Catherine Jackson: EarnestGirl Chronicles

Apr
16
2011

Are The Kids Alright?

What We Should Really Be Worrying About

Is every generation dismayed by the moral unraveling that seems to occur, like a meticulously cable-knit sweater with a loose thread, pulled a little looser year after year in the generations after our own? 

A decade or so ago I watched my friend’s eldest daughter as she put up pictures of the Spice Girls in her room. She was perfect as all pre-teen girls are perfect: full of opinions and curiosity, a keen social observer. At that age they travel and preen in small flocks swinging between unselfconscious natural beauty and coy strutting. I eyed the posters, each one a somewhat appalling stereotype of femininity and wondered anxiously about the state of “girrl power”. As midriff baring shirts & peek a boo thongs came into fashion I pushed my little girl in the swings and thought smugly to myself “at least this phase will have passed by the time she is a teenager.” 

Now we have Katie Perry & Lady Gaga and really, is there any body part left unexposed?

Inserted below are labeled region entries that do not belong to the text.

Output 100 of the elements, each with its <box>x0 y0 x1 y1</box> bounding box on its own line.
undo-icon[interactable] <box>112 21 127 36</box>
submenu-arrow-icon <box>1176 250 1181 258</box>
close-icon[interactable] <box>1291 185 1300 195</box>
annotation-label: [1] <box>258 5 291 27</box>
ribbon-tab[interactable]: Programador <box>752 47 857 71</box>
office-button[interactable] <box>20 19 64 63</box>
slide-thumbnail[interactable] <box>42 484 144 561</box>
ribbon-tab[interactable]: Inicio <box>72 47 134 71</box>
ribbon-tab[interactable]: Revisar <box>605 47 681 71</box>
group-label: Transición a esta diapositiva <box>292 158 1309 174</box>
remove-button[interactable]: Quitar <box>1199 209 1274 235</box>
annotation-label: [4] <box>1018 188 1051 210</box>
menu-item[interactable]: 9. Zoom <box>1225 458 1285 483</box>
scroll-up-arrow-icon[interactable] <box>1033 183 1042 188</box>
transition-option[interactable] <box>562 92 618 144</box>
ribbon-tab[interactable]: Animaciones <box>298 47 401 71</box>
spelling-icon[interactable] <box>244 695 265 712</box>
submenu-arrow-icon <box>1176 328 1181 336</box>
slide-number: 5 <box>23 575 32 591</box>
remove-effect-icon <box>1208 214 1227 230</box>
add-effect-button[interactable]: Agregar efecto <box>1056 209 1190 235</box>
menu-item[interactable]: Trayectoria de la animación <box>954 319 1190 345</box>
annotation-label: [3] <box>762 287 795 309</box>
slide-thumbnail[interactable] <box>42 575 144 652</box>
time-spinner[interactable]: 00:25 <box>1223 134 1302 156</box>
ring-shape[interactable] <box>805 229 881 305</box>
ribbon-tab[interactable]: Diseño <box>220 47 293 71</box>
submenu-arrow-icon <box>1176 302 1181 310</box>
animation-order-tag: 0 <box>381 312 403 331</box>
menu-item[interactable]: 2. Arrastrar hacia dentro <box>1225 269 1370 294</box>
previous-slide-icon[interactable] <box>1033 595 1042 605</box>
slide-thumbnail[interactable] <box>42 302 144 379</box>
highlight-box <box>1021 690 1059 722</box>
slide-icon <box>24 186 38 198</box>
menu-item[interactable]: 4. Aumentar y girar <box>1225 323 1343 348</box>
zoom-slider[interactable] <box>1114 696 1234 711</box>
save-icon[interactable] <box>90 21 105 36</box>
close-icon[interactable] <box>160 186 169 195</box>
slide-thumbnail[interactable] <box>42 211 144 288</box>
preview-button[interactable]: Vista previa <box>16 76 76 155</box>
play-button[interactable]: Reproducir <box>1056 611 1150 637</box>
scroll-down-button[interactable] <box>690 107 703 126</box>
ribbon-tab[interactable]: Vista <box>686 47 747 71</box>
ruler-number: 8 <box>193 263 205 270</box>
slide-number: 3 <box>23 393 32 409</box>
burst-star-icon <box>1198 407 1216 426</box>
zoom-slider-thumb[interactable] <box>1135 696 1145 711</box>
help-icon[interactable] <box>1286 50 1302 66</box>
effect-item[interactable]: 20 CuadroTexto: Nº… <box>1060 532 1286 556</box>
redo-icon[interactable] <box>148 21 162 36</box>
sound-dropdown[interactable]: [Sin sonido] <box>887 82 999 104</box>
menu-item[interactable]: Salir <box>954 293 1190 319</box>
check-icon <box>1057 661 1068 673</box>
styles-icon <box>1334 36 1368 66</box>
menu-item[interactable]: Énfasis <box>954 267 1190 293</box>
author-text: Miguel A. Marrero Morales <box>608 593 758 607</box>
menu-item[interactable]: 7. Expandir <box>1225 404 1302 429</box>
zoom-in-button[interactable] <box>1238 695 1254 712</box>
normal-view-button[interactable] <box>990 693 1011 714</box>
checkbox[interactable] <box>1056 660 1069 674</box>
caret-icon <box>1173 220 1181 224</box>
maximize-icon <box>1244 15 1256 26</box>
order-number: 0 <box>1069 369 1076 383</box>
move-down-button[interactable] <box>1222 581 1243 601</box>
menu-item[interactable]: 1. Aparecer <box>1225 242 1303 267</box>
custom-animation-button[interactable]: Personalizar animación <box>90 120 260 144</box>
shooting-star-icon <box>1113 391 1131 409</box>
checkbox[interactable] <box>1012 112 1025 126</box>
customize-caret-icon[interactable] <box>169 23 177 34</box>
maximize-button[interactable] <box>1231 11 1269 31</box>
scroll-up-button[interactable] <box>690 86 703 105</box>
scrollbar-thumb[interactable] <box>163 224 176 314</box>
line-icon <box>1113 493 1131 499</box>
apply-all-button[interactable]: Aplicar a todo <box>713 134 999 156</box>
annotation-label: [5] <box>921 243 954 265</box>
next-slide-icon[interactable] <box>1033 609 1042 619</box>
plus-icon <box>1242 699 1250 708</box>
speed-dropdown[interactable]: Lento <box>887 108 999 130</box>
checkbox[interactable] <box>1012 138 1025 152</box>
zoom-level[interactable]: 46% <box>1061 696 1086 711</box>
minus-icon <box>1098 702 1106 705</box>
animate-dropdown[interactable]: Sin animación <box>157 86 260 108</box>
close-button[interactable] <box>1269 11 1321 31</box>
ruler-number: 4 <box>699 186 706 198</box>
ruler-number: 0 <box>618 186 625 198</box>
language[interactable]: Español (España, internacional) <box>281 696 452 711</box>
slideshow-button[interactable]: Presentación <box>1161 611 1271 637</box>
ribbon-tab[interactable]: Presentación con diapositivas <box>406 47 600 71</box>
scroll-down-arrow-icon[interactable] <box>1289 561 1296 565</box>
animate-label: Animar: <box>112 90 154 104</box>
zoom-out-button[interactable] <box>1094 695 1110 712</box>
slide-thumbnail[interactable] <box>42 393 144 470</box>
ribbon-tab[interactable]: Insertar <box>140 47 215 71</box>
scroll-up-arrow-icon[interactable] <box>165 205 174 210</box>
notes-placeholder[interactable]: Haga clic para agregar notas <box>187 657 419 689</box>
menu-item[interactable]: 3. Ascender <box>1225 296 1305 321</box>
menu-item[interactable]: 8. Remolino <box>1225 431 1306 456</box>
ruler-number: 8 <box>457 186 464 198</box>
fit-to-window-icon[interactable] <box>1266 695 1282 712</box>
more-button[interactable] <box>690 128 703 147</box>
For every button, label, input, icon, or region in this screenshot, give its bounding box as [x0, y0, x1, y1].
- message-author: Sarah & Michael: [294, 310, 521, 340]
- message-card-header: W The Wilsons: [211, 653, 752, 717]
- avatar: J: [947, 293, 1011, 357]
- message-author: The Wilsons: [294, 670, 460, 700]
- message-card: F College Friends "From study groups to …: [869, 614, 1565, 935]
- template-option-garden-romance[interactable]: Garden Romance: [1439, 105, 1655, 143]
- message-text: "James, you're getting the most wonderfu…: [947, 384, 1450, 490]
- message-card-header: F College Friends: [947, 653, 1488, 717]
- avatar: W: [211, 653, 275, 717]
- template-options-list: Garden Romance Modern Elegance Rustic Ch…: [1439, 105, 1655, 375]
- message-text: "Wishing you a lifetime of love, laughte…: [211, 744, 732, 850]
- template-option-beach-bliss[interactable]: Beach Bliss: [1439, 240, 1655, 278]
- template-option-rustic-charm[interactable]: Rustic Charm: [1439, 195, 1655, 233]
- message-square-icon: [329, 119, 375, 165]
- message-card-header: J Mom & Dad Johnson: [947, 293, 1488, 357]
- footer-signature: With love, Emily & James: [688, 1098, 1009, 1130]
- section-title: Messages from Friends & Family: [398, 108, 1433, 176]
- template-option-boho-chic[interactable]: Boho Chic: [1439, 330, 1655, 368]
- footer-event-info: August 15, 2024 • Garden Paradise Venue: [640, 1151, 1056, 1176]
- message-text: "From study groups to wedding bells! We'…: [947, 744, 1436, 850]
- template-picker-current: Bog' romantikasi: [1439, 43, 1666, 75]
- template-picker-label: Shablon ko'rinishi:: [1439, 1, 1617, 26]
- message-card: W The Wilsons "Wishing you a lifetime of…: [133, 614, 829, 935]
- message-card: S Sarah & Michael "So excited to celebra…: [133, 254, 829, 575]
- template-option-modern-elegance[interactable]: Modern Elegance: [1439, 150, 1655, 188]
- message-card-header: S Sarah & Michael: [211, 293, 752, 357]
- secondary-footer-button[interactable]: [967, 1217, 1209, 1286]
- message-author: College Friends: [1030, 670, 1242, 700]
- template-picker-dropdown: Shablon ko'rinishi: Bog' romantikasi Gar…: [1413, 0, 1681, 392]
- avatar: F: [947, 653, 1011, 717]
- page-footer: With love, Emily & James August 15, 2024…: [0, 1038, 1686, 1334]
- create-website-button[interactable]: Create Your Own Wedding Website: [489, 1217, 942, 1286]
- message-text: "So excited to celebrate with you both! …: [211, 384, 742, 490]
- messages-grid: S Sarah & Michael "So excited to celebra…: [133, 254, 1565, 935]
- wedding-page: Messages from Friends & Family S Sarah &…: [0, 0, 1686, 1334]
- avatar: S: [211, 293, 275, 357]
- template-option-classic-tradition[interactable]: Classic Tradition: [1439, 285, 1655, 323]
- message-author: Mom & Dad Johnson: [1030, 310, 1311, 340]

Rhianna is all over the radio singing the praises of S&M, Brittany had a hit song about a threesome. There are video games like Grand Theft Auto and Mad World, which make atrocities interactive. Inevitably, we fret over the loss of innocence and imagination in the childhoods of both our boys and our girls. 

Then, I read statistics like these in Backbone magazine: “Kids Can’t Swim, Tie Shoelaces or Make Breakfast” (more small children can navigate the web than can ride a bike)

or news items like this one: “Sixth Grader Arrested For Spilt Milk

 (violence trumps manners)

… and I feel deeply afraid for our future. These are the things about which we truly need to be alarmed. Turn up the volume on the radio and sing your heart out with your kid, play the horrible game with them, talk through the stuff that worries you, laugh about the rest.  It is gonna come, and to try to hold it back is to spit into the wind. Or guarantee your teen will pierce something you heartily wish they hadn’t. 

Music and style and are as ever-shifting as hemlines, and like hemlines, they leave less and less to the imagination. But perhaps it is ever thus? Elvis after all, shocked a generation of parents. 

Concern about the perils of a pelvis seems quaint in comparison to statistics about the declining health and moral welfare of our children. This generation of wired but inactive children may be the first to die younger than their parents. This generation of smart sassy hyper-informed kids is going to be in for a terrible shock when the world doesn’t clean up their spilt milk for them. Or worse, when they figure out that their sense of entitlement does not in fact guarantee them pay cheques or a clean planet to match.

We have a responsibility not to look on and tsk, but to hustle our kids out of doors, treat them like the children they are, give them boundaries and manners and a sense of what is right and what is wrong. In short, we need to teach our children how to live in the world like they just might inherit it.